# Touching up an old Stanley 60 1/2 block plane



## cabomhn (Dec 27, 2012)

Well, got my first hand plane in the mail, the stanley 60 1/2 plane. It wasn't in too bad of a shape, but definitely needed some work....

[attachment=15293]
[attachment=15294]

So, first step was to take it apart. Had to get out a couple punches and made one mistake which I'll explain later...

[attachment=15295]
[attachment=15296]
[attachment=15297]

The smallest stainless steel parts weren't in too bad of shape, pretty good actually, so all that they need was a soak and some hand scrubbing. They were put in a tub of simple green and I let them sit over night. 

[attachment=15298]

Got out the old metal polish to get all of the oxidation off of the brass knobs, after a few good rubbings they came out glimmering with a nice sheen. I've seen people work them to a mirror shine but I didn't really see the point in that since these are going to see use and salty oils from the fingers so they will likely get tarnished pretty quick...

[attachment=15299]

For the body, it was time for some good ol' electrolysis. If some of you haven't tried it, you take some water and mix in a good electrolyte, for example, baking soda, and take a standard car battery charger at around 6 amps. Take the positive end and attach it to a piece of scrap steel, and then the negative end around your piece you're trying to remove rust and paint, and pretty much everything except for the good metal that you want...

[attachment=15300]

Now, I kind of got ahead of myself and forgot to take more pictures until I was done, family in town, busy days, etc. Oops  . Anyway, the electrolysis had taken all of the rust off as well as the paint, the original paint job had a lot of deflects due to corrosion in the main frame of the plane. So, I got a can of dupli-coat semi gloss and gloss to try to redo the "japanning" that was on the original plane. I found this little tutorial that might be helpful to some of you, it has some cool info about how to authentically replicate an original paint finish like the planes came painted stock...

Japanning Link

The hardest part about the paint job was really just getting all the not to be painted iron taped off with a good seal so there wasn't a ton of overspray. There were a couple areas with a little overspray that came off easily with a metal file. 

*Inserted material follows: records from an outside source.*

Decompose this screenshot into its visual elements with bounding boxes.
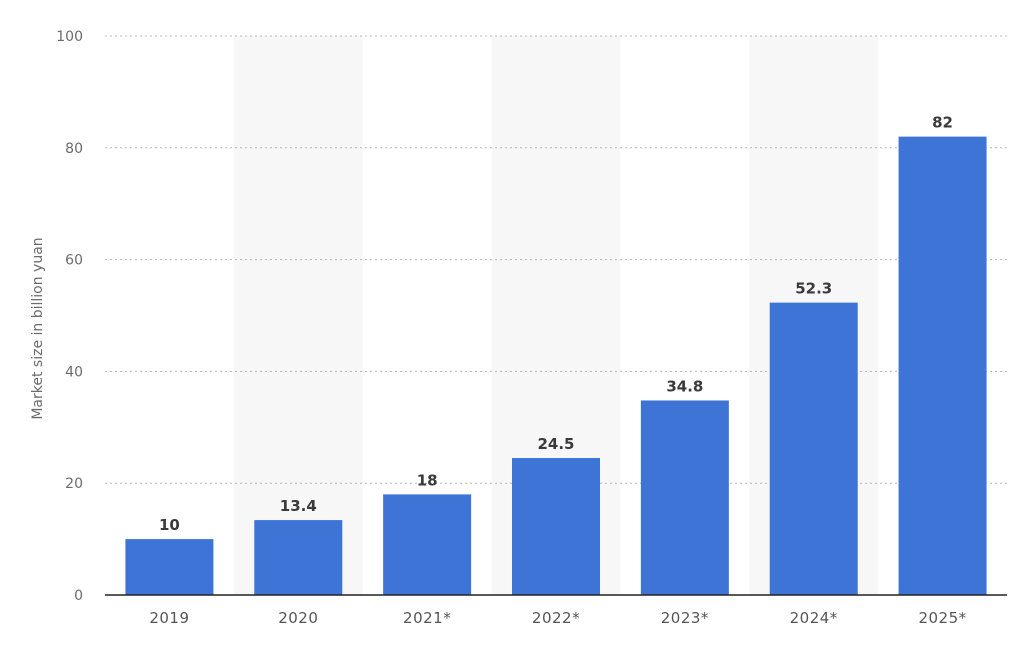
x-tick-label: 2021* [403,609,451,627]
x-tick-label: 2025* [918,609,966,627]
bar-value-label: 52.3 [795,280,832,298]
column-band [233,36,363,595]
bar[interactable] [640,400,729,595]
bar[interactable] [383,494,472,595]
bar-value-label: 18 [417,471,438,489]
y-tick-label: 20 [65,476,83,492]
bar[interactable] [769,302,858,595]
x-tick-label: 2024* [790,609,838,627]
y-tick-label: 100 [56,29,83,45]
x-tick-label: 2023* [661,609,709,627]
x-tick-label: 2020 [278,609,318,627]
bar[interactable] [512,458,600,595]
value-labels: 10 13.4 18 24.5 34.8 52.3 82 [159,114,953,534]
y-tick-label: 60 [65,253,83,269]
bars [125,136,987,595]
bar-value-label: 34.8 [666,377,703,395]
bar-value-label: 24.5 [537,435,574,453]
bar-value-label: 82 [932,114,953,132]
bar[interactable] [254,520,343,595]
y-tick-label: 80 [65,141,83,157]
bar[interactable] [898,136,987,595]
y-axis-ticks: 0 20 40 60 80 100 [56,29,83,604]
x-tick-label: 2019 [149,609,189,627]
x-axis-ticks: 2019 2020 2021* 2022* 2023* 2024* 2025* [149,609,966,627]
y-axis-title: Market size in billion yuan [30,237,46,419]
bar[interactable] [125,539,214,595]
x-tick-label: 2022* [532,609,580,627]
bar-value-label: 10 [159,516,180,534]
y-tick-label: 0 [74,588,83,604]
bar-value-label: 13.4 [280,497,317,515]
y-tick-label: 40 [65,364,83,380]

I took the assembled plane over some 100, 220 grit paper to flatten out the sole and the sides, I have a little more tuning up to do but for now it's looking pretty even. 

The only mistake here, is the adjustable assembly to hold down the blade, I had to take apart for painting, well when trying to re-mushroom the end I broke it, so as you can see in the following pictures, I actually ended up using a cotter pin that I clipped and bent out at the ends, actually holds tighter than the original piece so it'll do. Thanks for looking!

[attachment=15301]
[attachment=15302]


----------



## cabomhn (Dec 27, 2012)

[attachment=15303]
[attachment=15304]

- Matt


----------



## BurlsorBust (Dec 28, 2012)

Dang, that's unbelievable. Excellent job. Wanna do a few of mine!


----------



## Brink (Dec 28, 2012)

Excellent transformation! Glad it's going to be a user, enjoy.


----------



## NYWoodturner (Dec 28, 2012)

Nice job Matt. I learned something on the electrolysis. How long did you leave it in there?
Scott


----------



## healeydays (Dec 28, 2012)

Nice job.

I've been doing electrolysis for years in my other hobbies (British sports cars and re-purposing) and it is great when I have a heavily rusted part. 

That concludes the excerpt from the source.